Plaintiff had been a tenant in the apartment house for about twelve years. In the afternoon of October 13, 1941, while walking towards one of the entrances, his head struck against the ladder of one of the fire-escapes, which was in a lowered position. No evidence was introduced to show how or in what manner or by whom the ladder had been lowered or for what length of time it had been in a lowered position. No defect in the ladder or the fire-escape was proved, but on the contrary it was shown in evidence that they were in good order at the time of the accident and were of a proper design. There was nothing in the evidence to charge defendant with notice, either actual or constructive, that the ladder was down at the time of the accident. Defendant was ill and in bed on the day of the accident and the apartment house clerk who was on duty knew nothing about the position of the ladder until after the accident.

On behalf of plaintiff Mrs. Amurl Campbell testified that before her discharge by defendant she had been housekeeper at the apartment house; that in the fall of 1939 a Mr. Sweet had been injured by one of the ladders; that in September of 1940 one of the ladders "kept falling down" and the witness said to defendant, "We are going to have to do something about our fire-escapes"; that the ladders would not fall of their own weight and that she had not seen any of them fall. C.F. Campbell, husband of Amural Campbell, testified that he saw ladders in a down position on two occasions before the accident in question but he did not state the times at which the ladders were down or that there was any defect in them on those occasions.

[1] The duty was upon defendant to see that reasonable care was exercised to keep the premises in a safe condition, [2] and the burden was upon plaintiff at the trial to establish [62 Cal. App. 2d 164] that defendant failed in the discharge of the duty to use reasonable care. [3] Although it is the established rule that in passing upon a motion for a nonsuit all conflicts in the evidence must be resolved in favor of plaintiff and that all reasonable inferences favorable to plaintiff are to be deduced from the evidence, nevertheless a nonsuit must be granted when the evidence is legally insufficient to support a judgment in plaintiff's favor. (Nicholas v. Jacobson, 113 Cal. App. 382, 389 [298 P. 505].)

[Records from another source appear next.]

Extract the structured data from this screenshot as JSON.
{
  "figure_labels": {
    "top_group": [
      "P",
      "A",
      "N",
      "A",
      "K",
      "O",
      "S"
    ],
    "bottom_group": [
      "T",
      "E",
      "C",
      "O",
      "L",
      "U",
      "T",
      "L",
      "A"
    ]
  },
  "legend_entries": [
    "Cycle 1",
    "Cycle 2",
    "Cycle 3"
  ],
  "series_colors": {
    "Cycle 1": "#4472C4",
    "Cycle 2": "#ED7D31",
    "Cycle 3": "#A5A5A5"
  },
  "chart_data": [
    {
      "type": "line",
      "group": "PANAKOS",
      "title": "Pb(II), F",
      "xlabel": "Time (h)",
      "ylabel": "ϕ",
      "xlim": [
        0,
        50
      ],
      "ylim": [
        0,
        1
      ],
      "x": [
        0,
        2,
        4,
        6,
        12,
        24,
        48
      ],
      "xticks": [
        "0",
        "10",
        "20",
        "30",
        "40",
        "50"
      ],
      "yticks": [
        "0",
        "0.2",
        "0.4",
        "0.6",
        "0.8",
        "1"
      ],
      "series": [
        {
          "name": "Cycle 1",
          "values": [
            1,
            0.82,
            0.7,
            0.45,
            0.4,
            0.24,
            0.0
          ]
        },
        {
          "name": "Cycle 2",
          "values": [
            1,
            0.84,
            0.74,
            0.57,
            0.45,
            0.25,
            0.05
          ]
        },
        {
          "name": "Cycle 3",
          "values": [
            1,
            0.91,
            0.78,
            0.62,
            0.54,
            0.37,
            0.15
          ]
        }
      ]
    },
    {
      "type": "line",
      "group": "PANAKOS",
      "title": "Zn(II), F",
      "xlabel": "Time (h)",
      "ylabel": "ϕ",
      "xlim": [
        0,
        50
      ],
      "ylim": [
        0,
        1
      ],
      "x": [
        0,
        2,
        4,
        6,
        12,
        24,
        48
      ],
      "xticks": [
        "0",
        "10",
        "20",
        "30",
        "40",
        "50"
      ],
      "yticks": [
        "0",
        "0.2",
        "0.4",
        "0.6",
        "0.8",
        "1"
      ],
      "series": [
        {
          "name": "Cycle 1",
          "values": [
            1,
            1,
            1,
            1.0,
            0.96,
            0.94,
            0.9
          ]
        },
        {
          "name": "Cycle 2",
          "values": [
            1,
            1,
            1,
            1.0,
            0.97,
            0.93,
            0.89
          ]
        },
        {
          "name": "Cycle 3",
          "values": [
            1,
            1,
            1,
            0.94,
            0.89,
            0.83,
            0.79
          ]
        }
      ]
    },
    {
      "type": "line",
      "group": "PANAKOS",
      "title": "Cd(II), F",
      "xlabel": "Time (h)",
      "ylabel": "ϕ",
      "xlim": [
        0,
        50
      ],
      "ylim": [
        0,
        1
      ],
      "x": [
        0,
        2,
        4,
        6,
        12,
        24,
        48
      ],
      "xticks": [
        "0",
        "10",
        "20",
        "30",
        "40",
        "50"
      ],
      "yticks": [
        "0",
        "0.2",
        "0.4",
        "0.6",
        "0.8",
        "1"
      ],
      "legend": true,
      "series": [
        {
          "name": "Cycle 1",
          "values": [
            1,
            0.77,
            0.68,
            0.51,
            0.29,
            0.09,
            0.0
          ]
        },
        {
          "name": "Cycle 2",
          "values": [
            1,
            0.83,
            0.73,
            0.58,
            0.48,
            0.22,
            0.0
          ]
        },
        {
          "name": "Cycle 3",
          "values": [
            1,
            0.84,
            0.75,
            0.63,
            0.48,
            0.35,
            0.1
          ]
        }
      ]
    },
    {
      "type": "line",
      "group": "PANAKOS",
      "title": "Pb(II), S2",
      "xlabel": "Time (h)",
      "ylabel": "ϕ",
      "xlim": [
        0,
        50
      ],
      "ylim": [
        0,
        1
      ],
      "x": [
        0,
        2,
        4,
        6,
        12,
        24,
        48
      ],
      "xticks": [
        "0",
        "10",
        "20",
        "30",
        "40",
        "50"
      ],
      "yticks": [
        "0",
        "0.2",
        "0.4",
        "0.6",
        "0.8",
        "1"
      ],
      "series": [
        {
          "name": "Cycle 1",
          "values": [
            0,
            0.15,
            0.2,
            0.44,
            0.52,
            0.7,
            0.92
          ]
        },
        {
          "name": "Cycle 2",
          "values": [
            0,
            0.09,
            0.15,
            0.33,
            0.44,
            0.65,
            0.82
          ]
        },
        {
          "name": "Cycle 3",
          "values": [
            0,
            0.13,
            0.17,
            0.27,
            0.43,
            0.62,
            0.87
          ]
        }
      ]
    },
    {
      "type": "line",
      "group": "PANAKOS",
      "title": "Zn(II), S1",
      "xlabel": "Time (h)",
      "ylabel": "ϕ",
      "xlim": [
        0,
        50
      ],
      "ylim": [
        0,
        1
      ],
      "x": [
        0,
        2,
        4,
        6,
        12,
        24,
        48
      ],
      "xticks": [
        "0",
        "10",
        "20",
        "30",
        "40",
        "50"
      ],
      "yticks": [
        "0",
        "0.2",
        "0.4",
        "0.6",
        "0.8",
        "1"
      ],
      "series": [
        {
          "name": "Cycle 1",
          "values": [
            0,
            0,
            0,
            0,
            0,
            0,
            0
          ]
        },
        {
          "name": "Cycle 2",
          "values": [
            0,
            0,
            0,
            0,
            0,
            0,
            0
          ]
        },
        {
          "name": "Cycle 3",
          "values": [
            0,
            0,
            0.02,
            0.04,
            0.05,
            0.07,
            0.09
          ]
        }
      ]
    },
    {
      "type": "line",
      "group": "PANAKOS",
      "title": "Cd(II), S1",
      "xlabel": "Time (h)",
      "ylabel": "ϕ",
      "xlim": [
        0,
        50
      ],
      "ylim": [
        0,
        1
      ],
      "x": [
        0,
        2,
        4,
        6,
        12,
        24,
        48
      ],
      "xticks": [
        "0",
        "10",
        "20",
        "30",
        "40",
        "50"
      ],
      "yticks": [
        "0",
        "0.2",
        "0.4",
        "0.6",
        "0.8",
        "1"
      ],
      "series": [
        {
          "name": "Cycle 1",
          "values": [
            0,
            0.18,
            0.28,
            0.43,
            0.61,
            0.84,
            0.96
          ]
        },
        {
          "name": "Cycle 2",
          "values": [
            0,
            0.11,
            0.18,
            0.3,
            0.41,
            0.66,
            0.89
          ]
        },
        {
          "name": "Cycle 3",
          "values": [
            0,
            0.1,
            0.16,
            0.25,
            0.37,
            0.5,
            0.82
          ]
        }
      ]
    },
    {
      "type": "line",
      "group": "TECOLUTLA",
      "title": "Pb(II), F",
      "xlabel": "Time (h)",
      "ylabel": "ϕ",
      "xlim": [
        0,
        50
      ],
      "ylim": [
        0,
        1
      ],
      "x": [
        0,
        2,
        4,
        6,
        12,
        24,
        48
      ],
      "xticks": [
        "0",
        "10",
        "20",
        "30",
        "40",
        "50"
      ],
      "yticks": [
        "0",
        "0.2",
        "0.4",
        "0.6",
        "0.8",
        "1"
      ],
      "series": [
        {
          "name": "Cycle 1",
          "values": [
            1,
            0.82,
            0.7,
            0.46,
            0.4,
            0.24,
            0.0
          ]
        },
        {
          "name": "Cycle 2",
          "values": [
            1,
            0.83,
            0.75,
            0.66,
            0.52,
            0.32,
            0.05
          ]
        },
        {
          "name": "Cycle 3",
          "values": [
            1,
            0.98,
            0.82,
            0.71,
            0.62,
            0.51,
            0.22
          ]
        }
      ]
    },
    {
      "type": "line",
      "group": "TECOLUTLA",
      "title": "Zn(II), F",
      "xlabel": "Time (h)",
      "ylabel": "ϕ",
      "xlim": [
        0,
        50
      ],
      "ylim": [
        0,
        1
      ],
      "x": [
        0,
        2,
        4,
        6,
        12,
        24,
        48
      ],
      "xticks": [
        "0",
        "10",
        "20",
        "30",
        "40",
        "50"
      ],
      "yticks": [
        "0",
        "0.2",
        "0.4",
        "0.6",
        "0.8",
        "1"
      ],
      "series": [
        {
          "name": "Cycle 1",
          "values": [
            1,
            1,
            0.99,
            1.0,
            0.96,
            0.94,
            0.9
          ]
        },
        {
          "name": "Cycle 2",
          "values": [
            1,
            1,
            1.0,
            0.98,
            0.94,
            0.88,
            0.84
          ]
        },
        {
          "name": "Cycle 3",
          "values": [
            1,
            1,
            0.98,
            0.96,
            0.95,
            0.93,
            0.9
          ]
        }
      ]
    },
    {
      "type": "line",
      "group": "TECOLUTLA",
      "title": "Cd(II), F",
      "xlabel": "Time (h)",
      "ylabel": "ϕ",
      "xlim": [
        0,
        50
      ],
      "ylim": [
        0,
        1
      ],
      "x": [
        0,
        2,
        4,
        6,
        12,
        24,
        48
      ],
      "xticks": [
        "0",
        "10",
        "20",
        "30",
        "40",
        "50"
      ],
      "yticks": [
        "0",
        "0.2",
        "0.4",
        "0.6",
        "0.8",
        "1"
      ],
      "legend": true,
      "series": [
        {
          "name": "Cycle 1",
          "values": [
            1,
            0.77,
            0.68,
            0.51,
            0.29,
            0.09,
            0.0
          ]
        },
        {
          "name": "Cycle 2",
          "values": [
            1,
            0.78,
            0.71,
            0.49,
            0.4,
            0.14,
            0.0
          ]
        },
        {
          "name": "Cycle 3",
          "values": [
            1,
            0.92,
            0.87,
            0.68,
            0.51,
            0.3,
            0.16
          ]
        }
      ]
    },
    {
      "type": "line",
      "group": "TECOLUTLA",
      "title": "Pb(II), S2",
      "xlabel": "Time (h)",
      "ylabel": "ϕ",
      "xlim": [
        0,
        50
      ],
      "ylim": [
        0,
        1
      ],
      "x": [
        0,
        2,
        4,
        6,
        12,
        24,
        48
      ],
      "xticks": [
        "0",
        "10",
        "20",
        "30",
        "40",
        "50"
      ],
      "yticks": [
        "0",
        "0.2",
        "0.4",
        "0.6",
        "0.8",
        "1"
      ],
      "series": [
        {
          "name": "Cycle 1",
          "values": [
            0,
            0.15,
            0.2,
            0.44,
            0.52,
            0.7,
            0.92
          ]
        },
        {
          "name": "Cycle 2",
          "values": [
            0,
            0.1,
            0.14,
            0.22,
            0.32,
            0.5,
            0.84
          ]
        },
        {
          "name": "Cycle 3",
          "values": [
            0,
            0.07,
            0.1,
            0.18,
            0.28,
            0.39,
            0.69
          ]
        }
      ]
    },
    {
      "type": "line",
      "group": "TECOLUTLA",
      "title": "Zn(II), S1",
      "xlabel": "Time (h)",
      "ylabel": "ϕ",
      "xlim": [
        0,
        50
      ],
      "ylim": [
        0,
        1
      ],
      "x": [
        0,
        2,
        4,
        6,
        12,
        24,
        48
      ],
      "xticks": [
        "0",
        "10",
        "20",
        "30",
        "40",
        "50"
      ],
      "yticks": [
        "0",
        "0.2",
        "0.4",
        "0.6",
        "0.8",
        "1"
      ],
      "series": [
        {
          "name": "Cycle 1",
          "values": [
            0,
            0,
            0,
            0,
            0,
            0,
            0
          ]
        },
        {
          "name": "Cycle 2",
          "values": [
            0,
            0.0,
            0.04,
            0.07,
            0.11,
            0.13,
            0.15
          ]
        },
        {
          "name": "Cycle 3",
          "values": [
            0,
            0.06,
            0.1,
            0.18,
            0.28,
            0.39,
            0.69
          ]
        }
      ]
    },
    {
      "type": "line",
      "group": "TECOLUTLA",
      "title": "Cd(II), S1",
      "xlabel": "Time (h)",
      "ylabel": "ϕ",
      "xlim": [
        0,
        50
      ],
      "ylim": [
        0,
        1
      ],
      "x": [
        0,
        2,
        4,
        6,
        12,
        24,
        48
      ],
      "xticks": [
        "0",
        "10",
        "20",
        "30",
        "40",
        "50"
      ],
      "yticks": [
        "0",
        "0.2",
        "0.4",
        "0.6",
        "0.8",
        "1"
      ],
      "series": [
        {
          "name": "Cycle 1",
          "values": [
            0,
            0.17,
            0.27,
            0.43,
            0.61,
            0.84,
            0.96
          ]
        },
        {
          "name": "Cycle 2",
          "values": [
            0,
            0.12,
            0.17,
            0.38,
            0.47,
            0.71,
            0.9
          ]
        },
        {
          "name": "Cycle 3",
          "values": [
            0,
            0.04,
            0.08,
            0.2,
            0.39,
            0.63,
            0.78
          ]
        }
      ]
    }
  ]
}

[4] Defendant was obligated to maintain fire-escapes on her building and to keep them in such condition that they could be used instantly in cases of emergency. The evidence was without conflict that the fire-escape in question was of a proper design and was not in a defective condition. It was necessary that the ladder be maintained in such manner that anyone leaving the upper floor of the building in an emergency could lower it. On the occasion of the accident it was not shown that the ladder was lowered by defendant or by anyone acting for defendant or that defendant had notice that it was down. [5] The fact that on a previous occasion another party had struck his head against a lowered ladder on the premises would not charge defendant with liability for an accident which occurred two years later. Nor would the fact that one of the ladders was seen to be down on prior occasions give support to a judgment in favor of plaintiff. For aught that appears in the evidence the ladder might then have been lowered by an inspector from the fire department. No evidence was introduced showing that on the prior occasions there was anything defective about the fire-escapes or the ladders.

[6] The doctrine of res ipsa loquitur is not applicable, for an inference of negligence on the part of defendant did not arise from her limited control of the fire-escapes. She was compelled to erect and maintain them in such manner that they could be subjected to the use and control of the tenants in case of emergency.

The judgment and the order are affirmed.

Moore, P. J., and McComb, J., concurred.